Brazilian football manager

Getúlio Aurelio Fredo (born 22 September 1954) is a Brazilian-born football manager.

==Coaching career==
Fredo's most recent position was as the head coach of the Estonian football club Nõmme Kalju. He led the club to their first ever participation in a European competition when they lost against FC Dinaburg in the first qualifying round of the 2009–10 UEFA Europa League.
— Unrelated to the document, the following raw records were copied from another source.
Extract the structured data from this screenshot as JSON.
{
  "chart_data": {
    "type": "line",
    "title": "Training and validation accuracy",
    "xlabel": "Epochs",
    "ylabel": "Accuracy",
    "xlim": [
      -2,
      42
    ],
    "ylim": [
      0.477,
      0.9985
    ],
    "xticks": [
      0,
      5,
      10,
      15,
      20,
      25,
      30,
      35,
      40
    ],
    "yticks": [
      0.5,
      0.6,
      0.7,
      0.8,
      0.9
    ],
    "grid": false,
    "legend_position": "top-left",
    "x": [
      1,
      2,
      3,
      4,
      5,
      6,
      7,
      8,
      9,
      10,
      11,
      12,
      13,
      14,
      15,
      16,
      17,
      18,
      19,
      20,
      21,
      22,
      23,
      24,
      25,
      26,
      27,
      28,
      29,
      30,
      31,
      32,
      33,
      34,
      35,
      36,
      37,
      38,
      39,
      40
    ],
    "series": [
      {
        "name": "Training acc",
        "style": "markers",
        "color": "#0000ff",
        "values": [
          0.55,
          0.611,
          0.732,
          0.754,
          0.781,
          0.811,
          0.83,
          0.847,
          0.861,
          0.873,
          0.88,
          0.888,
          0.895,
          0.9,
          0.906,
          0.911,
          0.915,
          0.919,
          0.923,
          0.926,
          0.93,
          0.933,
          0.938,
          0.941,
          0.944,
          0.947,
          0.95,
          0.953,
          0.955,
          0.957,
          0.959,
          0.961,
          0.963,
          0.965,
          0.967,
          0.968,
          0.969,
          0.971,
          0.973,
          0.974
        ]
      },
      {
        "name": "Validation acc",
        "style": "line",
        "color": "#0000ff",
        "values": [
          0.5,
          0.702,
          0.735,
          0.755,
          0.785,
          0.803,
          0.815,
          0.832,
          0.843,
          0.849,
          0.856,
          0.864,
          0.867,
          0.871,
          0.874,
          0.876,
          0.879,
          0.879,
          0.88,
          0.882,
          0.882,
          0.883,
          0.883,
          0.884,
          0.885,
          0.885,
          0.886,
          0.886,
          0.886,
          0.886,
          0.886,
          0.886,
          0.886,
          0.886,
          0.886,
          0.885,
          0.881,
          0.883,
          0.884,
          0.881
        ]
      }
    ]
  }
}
Fredo's career in coaching has been a lengthy one. He worked with the group of coaches who led the Brazilian U-17 to their World Cup victory some years ago. He also spent many years coaching in Finland and Thailand.

He also coached the Estonia national beach soccer team.

In March 2021, he received a sexual harassment accusation, which became a major scandal in Estonia, fuelling movements to raise the age of consent from 14 to 16 years.

He is now banned from coaching football in any country that falls under FIFA.

==Personal life==
Besides Brazilian, he also has a Finnish passport.